YM: How does working with found materials help you explore the relationship between the human and non-human world, and how do these materials inspire the creation of new forms or beings in your sculptures?
AS: Working with found materials has been a way of recognizing the world: by touching, collecting, composing. I encounter objects and materials charged with stories and energies, and their shape and texture suggest images of known and unknown beings. When I see an old wooden boat with patina and lichen growing on it – I see a whale, and it’s calling for a sculpture, where human and nonhuman world meet. We are not separate; we constantly co-emerge and affect each other. When I combine materials, I’m trying to find where they can connect and transmute into something else, into new species, new presence.
YM: Co-existence is a strong theme in your artistic practice. Could you tell us more about how the idea of “more-than-human” ecologies
influences and shapes your work?
AS: Yesterday I was mixing soil, clay and grass for a sculpture, today I’ve been cleaning blue mussel shells for another sculpture. Those simple actions mean a lot to me, it feels like touching and interacting with other life forms. It’s nearly ritualistic, bringing forth thoughts about life and death, elements, creatures that coexist with me, or that existed long before I did, and are still around in a metamorphized form. It probably can be described as an “oceanic feeling” – a feeling of being one with the external world as a whole.

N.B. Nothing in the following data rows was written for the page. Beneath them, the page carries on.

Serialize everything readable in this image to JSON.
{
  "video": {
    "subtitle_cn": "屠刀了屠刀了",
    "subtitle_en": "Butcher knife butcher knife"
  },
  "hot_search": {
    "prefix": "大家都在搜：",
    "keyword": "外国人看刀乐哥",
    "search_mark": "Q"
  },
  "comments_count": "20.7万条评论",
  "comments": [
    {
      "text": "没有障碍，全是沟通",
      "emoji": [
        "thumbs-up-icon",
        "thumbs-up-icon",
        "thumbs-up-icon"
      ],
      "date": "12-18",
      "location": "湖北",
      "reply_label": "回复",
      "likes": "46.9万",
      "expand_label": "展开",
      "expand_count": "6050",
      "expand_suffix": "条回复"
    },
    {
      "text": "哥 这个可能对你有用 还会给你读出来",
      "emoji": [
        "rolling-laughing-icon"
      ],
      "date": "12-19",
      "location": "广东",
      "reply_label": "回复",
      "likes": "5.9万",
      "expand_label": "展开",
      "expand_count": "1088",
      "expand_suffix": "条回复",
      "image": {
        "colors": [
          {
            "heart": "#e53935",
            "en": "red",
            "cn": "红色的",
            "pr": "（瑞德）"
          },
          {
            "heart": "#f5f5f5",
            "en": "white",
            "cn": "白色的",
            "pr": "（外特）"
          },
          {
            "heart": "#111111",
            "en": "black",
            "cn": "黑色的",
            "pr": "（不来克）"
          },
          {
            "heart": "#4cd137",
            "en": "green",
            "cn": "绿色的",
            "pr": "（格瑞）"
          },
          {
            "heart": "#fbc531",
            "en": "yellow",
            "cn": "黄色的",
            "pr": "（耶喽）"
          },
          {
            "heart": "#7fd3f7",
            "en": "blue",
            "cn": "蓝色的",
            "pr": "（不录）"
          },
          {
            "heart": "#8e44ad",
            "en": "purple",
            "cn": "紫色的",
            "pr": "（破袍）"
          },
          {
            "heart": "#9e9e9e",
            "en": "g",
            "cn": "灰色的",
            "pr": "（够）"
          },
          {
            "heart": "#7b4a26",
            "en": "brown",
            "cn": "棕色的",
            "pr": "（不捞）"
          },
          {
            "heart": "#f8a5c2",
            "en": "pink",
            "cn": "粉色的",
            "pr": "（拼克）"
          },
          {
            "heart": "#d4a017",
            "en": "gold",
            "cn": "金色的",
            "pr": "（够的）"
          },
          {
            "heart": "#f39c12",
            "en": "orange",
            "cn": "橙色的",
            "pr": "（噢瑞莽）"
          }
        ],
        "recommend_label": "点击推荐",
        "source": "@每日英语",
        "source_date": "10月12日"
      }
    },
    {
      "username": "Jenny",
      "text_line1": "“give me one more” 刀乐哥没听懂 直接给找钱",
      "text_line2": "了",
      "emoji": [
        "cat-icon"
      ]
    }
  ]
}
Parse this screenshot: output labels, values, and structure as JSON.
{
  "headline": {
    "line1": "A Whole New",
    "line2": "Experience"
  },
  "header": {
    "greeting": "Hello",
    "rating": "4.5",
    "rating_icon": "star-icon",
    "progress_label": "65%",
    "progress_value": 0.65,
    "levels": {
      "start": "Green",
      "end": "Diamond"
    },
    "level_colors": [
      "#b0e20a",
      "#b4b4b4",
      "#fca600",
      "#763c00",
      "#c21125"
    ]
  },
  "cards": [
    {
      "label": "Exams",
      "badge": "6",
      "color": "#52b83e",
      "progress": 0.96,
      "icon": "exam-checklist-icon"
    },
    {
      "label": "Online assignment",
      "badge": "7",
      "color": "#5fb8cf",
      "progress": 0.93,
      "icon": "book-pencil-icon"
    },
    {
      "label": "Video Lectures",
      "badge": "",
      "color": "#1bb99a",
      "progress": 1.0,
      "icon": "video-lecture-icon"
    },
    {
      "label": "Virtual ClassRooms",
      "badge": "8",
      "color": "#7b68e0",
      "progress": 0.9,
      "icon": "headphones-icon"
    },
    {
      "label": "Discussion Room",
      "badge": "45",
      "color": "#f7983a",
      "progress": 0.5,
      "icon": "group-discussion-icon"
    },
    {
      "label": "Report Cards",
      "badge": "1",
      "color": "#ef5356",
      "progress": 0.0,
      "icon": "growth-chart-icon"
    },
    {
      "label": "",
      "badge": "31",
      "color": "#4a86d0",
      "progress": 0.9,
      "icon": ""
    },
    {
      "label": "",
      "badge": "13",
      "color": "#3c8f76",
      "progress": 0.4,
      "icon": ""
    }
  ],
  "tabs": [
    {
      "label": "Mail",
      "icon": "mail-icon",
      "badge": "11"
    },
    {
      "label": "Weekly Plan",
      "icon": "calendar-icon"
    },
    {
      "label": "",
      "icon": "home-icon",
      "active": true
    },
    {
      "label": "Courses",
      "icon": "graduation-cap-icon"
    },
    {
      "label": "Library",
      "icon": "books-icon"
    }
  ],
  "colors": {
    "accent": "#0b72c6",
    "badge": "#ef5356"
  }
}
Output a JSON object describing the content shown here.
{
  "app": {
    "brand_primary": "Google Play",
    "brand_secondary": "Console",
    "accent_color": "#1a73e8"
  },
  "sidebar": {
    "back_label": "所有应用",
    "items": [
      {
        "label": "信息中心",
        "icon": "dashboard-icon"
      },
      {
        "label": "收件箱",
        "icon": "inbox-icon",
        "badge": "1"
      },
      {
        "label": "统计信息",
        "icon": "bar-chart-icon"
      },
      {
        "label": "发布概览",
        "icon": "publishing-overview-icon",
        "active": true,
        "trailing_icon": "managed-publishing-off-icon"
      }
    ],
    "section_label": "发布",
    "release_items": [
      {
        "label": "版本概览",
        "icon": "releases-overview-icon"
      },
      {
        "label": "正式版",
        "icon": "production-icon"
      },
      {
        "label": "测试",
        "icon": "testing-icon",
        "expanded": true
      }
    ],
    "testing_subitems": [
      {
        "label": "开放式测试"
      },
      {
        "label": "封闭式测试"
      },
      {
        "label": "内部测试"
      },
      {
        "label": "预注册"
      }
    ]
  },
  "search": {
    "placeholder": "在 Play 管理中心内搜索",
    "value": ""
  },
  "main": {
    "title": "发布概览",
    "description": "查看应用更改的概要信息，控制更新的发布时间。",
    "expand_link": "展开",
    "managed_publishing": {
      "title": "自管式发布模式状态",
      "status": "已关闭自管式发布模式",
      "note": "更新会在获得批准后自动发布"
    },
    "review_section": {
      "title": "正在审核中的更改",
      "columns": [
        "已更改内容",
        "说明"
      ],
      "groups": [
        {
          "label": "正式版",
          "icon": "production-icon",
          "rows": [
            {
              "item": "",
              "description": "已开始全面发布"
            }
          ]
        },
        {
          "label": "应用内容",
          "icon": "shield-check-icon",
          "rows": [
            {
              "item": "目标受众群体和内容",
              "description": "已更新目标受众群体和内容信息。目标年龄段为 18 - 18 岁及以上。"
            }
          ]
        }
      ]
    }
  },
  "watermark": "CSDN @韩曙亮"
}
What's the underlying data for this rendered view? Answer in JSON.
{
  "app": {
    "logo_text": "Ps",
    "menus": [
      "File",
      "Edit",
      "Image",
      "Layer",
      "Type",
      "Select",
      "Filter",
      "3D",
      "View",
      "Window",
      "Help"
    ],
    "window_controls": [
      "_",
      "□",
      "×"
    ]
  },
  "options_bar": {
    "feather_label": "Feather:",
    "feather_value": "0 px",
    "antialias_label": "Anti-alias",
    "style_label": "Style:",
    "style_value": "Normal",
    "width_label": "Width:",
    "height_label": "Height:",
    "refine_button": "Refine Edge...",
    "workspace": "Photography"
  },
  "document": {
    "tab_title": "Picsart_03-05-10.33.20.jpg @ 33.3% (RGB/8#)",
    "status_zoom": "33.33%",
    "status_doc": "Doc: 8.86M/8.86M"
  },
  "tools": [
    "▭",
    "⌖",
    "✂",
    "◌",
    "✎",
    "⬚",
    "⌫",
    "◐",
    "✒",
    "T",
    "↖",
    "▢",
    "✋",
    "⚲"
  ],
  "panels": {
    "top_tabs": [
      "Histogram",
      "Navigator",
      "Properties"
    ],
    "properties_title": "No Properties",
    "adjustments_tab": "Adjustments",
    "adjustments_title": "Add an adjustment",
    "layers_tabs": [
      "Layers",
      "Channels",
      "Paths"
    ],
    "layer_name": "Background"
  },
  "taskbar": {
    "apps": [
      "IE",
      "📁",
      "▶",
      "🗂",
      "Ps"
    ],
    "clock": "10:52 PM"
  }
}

I’m trying to carry this feeling through my work, and to create encounters with those other life forms, which are part of the same life force.
YM: Collaboration with researchers and professionals from other fields is an important part of your process. Can you share a specific project where this interdisciplinary approach added a new dimension to your work?
AS: The sound-sculpture installation, Dialects of the Deep, is a good example of such a collaboration, where expertise from different fields merges to create a complex multi-layered work. I worked with the sound artist John Andrew Wilhite and marine biologist Dr. Rebekah Oomen. Oomen has been researching cod behaviour for about 15 years, and with Wilhite, they made unique recordings of sounds of cod fish mating rituals, pushing boundaries of the current state of knowledge. I created monumental sculptures from old boats and net floats, evoking images of fish bodies and eggs. The sound piece is played directly through the boat sculptures, causing their wood to vibrate. The sound of each sculpture is unique, as the boats have distinct resonant frequencies. This creates a powerful presence of three individuals, three aquatic beings with their own dialects. Visual, sound, and research elements amplify each other, building an immersive experience.